Infezione da ossiuri: cosa fare quando il bambino ha i vermi

L'ossiuriasi è un'infezione parassitaria intestinale che riguarda circa un bambino su quattro. Ecco come si manifesta e come si cura

L'ossiuriasi è un’infezione parassitaria intestinale causata dall’Enterobius vermicularis, più comunemente chiamato ossiuro. Si tratta di un verme di colore biancastro, a volte trasparente, che ha forma cilindrica e dimensioni estremamente ridotte: se è maschio, misura solo cinque millimetri mentre se è femmina, raggiunge il centimetro. Il prurito nella zona anale e perianale, che colpisce soprattutto nelle ore notturne, è il segno caratteristico di questo tipo di problematica, insieme a possibili dolori addominali, inappetenza, irritabilità, agitazione, insonnia, meteorismo e diarrea.

Si tratta di un'infezione piuttosto frequente soprattutto nella popolazione pediatrica, tanto da interessare ogni anno almeno il 25-30% dei bambini in età prescolare e scolare.

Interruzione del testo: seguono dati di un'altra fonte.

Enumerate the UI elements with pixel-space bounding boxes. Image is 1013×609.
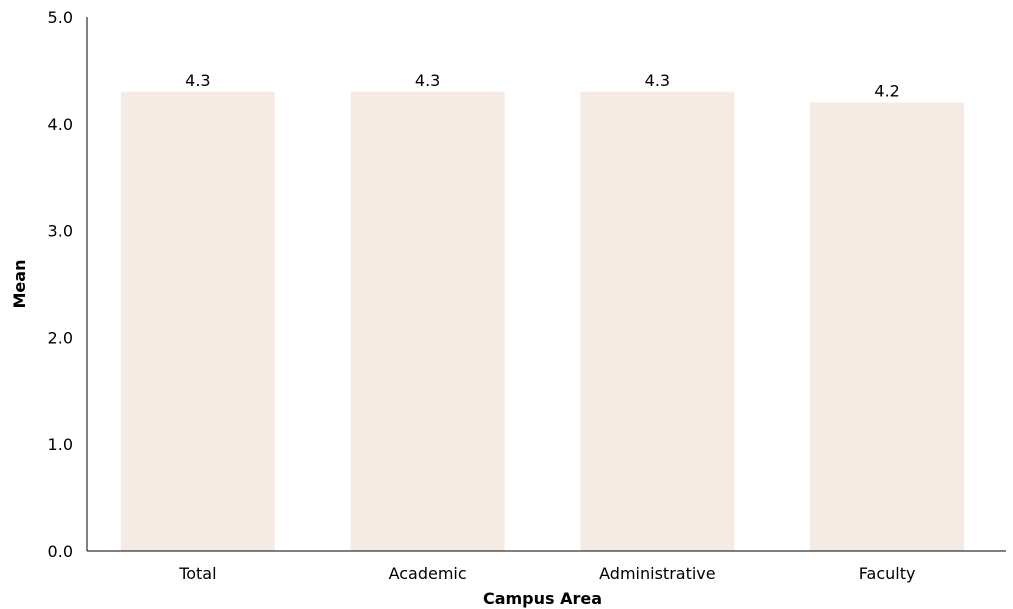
data-label: 4.3 <box>185 71 210 90</box>
y-ticks-group: 0.0 1.0 2.0 3.0 4.0 5.0 <box>48 8 73 561</box>
x-tick-label: Administrative <box>599 564 715 583</box>
y-tick-label: 4.0 <box>48 115 73 134</box>
x-tick-label: Total <box>178 564 216 583</box>
data-label: 4.2 <box>874 81 899 100</box>
y-axis-title: Mean <box>10 260 29 309</box>
y-tick-label: 0.0 <box>48 542 73 561</box>
bars-group <box>120 91 965 551</box>
y-tick-label: 3.0 <box>48 222 73 241</box>
x-tick-label: Academic <box>389 564 467 583</box>
bar-academic <box>350 91 505 551</box>
x-axis-title: Campus Area <box>483 589 602 608</box>
y-tick-label: 2.0 <box>48 328 73 347</box>
bar-total <box>120 91 275 551</box>
y-tick-label: 1.0 <box>48 435 73 454</box>
bar-faculty <box>810 102 965 551</box>
bar-administrative <box>580 91 735 551</box>
data-labels-group: 4.3 4.3 4.3 4.2 <box>185 71 900 101</box>
y-tick-label: 5.0 <box>48 8 73 27</box>
data-label: 4.3 <box>645 71 670 90</box>
x-ticks-group: Total Academic Administrative Faculty <box>178 564 915 583</box>
data-label: 4.3 <box>415 71 440 90</box>
x-tick-label: Faculty <box>859 564 916 583</box>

L’infezione si contrae attraverso l’ingestione delle uova dei parassiti, che può avvenire in seguito al contatto con oggetti e superfici contaminati, sui quali questi microrganismi possono sopravvivere anche per due-tre settimane. Se una persona infetta si gratta o va in bagno senza poi lavarsi accuratamente le mani, può trasferire le uova degli ossiuri, che si depositano facilmente sotto alle unghie, su giocattoli, matite, quaderni, sedie, biancheria e sedili del wc, infettando quindi gli individui che successivamente entrano in contatto con queste cose. Può succedere anche che, per lo stesso motivo, le uova di questi parassiti finiscano sotto alle unghie e, se ci si mette spesso le mani in bocca come tendono a fare i più piccoli, ci si autoinfesti e si dia il via a un nuovo ciclo. Il contagio può avvenire per inalazione quando si scuotono lenzuola o vestiti contaminati, perché le uova sono estremamente piccole e leggere.

Dopo essere state ingerite, le uova raggiungono l’intestino tenue, si schiudono e danno vita alle larve: queste si inoltrano fino all’intestino crasso dove, nel giro di qualche settimana, maturano e diventano ossiuri adulti. Durante la permanenza in questa sede, i maschi fecondano le femmine, muoiono poco dopo e se ne vanno con le feci. Gli ossiuri femmine, invece, aderiscono alla mucosa intestinale e quando le uova sono mature – si stima che un parassita fecondato possa contenerne fino a 15-16mila – si spostano verso l’ano, soprattutto nelle ore notturne. Qui, tra le pieghe della pelle, depositano le loro uova che, dopo poche ore, diventano infestanti. Gli esemplari femmina muoiono poco dopo aver portato a termine il loro compito. L'ossiuriasi si cura con terapia farmacologica per debellare l’infezione.